What is medical fraud?


Medical fraud is defined as the use, or intended use of someone else's health insurance credentials in order to gain from healthcare costs. It can include things like unauthorized use of services, forged documents, stealing or duplicating vital documents and lying on applications. Medical fraud is a serious problem that affects the treatment, raising costs of health insurance premiums and eventually affecting the cost that everyone else pays.

What types of medical Fraud are there?


There are few different types of different medical frauds that we have to be aware of:

 Identity Theft – This type is what most people think when they hear the term "medical fraud". It's when someone uses another person's insurance in an attempt to receive a product or service at a lower cost or no cost at all. Most people think this means stealing someone's driver's license and social security number and using it.

Healthcare Fraud – This is similar to identity theft. It's when you give someone your personal information or health insurance records in hopes that they can get billed right away at a reduced price.


Medical Insurance Fraud – This occurs when someone gets a false bill and uses someone else's insurance for treatment. This fraud can come about due to fake medical care that is paid for by someone else. It's usually a lot of money in an attempt to get rich quickly, but it's almost always found out and punished very quickly.

What are the penalties?


Many people may not know what happens when they are caught doing medical fraud or how they are punished. They may be afraid of the consequences, but they don't realize how much worse it can get if it goes on unnoticed. According to the Federal Bureau of Investigation (FBI), "There is no honor among thieves".

How is medical fraud tracked?


Medical records are extremely valuable to many people out there, especially medical professionals and insurance providers.

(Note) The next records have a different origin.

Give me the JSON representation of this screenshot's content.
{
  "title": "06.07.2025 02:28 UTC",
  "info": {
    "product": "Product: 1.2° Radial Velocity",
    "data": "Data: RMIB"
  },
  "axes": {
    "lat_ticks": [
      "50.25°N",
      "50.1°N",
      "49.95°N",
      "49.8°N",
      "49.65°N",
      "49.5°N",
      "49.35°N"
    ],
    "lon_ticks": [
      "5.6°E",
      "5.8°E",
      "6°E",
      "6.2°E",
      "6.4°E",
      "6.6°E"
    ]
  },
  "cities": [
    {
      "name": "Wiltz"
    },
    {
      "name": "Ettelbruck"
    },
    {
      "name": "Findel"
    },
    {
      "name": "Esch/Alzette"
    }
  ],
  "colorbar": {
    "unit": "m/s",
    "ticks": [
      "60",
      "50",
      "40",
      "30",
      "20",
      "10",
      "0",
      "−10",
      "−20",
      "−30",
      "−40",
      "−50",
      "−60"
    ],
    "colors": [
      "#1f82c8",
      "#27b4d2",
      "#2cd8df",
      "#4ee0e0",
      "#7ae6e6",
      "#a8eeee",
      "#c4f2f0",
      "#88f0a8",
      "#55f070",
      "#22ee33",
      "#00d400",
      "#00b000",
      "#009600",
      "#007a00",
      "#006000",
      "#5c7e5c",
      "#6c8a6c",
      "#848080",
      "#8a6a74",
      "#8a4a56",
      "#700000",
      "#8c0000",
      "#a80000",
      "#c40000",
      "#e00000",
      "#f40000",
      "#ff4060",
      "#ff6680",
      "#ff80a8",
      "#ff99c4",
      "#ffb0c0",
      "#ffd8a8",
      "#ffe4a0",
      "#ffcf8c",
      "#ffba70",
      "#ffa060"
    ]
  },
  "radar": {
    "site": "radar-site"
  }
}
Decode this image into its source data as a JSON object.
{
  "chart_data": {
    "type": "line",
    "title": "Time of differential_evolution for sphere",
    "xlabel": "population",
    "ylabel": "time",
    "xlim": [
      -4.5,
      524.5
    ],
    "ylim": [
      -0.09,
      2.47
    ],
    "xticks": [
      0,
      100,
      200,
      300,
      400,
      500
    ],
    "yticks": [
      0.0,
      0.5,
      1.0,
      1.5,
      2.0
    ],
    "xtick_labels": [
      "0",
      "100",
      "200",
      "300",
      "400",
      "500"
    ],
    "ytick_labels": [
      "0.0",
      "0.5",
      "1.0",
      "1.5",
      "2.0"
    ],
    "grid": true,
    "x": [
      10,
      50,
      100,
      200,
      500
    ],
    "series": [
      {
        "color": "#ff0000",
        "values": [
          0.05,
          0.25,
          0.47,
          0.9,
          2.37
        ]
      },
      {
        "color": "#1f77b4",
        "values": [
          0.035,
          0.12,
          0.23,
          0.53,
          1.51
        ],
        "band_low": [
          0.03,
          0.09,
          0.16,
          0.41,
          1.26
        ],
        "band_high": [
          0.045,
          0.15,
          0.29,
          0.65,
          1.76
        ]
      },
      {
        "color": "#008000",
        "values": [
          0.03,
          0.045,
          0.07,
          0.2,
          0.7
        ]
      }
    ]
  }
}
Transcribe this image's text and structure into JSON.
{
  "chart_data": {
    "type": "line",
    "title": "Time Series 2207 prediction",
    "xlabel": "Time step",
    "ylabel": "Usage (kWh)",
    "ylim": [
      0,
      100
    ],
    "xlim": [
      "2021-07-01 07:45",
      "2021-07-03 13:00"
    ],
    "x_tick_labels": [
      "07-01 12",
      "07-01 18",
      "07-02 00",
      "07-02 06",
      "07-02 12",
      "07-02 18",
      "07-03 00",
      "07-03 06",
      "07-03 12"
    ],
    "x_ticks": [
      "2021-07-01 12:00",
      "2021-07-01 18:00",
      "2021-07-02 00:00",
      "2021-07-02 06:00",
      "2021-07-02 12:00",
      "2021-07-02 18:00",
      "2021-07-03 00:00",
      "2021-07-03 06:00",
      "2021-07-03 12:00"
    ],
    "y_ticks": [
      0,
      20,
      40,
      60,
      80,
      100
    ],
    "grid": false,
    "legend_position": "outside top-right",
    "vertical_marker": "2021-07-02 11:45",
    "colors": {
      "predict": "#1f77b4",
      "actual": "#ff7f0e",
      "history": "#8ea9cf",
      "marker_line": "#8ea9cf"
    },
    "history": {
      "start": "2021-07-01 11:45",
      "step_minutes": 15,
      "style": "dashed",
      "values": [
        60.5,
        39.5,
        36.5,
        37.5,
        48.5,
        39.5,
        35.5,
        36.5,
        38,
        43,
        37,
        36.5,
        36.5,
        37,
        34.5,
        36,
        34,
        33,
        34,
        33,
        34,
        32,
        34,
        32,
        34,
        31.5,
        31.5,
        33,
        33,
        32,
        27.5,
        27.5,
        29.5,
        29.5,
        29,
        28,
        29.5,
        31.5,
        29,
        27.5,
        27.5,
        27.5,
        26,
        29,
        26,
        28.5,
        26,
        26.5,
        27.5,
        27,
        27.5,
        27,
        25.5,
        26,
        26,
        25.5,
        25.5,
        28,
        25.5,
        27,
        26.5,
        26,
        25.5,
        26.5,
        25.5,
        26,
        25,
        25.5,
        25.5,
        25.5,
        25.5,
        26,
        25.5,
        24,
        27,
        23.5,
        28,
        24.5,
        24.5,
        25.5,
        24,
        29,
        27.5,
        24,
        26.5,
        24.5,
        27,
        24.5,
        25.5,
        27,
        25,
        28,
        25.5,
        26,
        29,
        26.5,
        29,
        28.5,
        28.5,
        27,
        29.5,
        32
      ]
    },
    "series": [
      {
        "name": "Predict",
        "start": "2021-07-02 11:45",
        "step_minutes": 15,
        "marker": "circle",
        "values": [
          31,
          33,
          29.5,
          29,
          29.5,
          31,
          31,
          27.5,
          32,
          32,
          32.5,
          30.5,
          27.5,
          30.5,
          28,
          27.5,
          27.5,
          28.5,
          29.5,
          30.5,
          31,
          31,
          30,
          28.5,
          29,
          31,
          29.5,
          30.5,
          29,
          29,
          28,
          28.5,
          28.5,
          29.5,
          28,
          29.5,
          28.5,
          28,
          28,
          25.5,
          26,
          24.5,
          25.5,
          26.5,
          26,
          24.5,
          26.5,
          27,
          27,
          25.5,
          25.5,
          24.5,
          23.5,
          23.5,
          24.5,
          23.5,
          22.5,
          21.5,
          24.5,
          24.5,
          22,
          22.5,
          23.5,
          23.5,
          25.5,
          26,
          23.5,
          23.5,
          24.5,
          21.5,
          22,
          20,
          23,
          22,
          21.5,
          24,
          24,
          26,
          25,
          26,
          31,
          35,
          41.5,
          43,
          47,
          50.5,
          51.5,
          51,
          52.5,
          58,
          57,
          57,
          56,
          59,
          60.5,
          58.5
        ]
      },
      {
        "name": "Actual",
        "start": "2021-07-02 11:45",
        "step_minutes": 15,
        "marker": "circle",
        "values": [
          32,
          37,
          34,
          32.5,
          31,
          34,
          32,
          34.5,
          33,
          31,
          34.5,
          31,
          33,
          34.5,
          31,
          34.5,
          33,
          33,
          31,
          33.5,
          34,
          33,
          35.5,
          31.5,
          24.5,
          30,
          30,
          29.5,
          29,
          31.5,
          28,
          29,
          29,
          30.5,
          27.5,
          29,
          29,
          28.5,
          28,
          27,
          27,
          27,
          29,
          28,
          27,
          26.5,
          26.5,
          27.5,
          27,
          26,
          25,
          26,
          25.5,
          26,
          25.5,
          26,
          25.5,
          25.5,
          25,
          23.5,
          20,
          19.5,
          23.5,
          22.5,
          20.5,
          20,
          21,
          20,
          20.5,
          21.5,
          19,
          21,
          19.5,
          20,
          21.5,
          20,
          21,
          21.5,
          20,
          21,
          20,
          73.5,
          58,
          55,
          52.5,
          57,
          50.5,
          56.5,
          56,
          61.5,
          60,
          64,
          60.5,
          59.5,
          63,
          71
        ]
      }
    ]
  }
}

This makes medical records very attractive to those with criminal intentions. In an effort to protect patients, the government has a process set in place that allows information on anyone who tries to defraud hospitals, doctors or insurance companies. Information from multiple sources are used to check for any inaccuracies of all the information that is given in relation to each claim.

What should I do if I'm trying to catch someone doing medical fraud?


First, you need to try and limit the risk of becoming a victim yourself. Do not give out any of your personal information to anyone who is claiming to sell you insurance and try not to sign any documents if they are asking you to. Also, if you have signed something in the past, make sure that it's real and that the form has been properly filled out.

Conclusion


Medical fraud is a serious problem that has been rising steadily over the years. It's important to use proper precautions as well as read each form carefully if you are ever in doubt. Knowing what to look for can save you from much trouble down the road and allow you to take advantage of all the services of your favorite medical professional.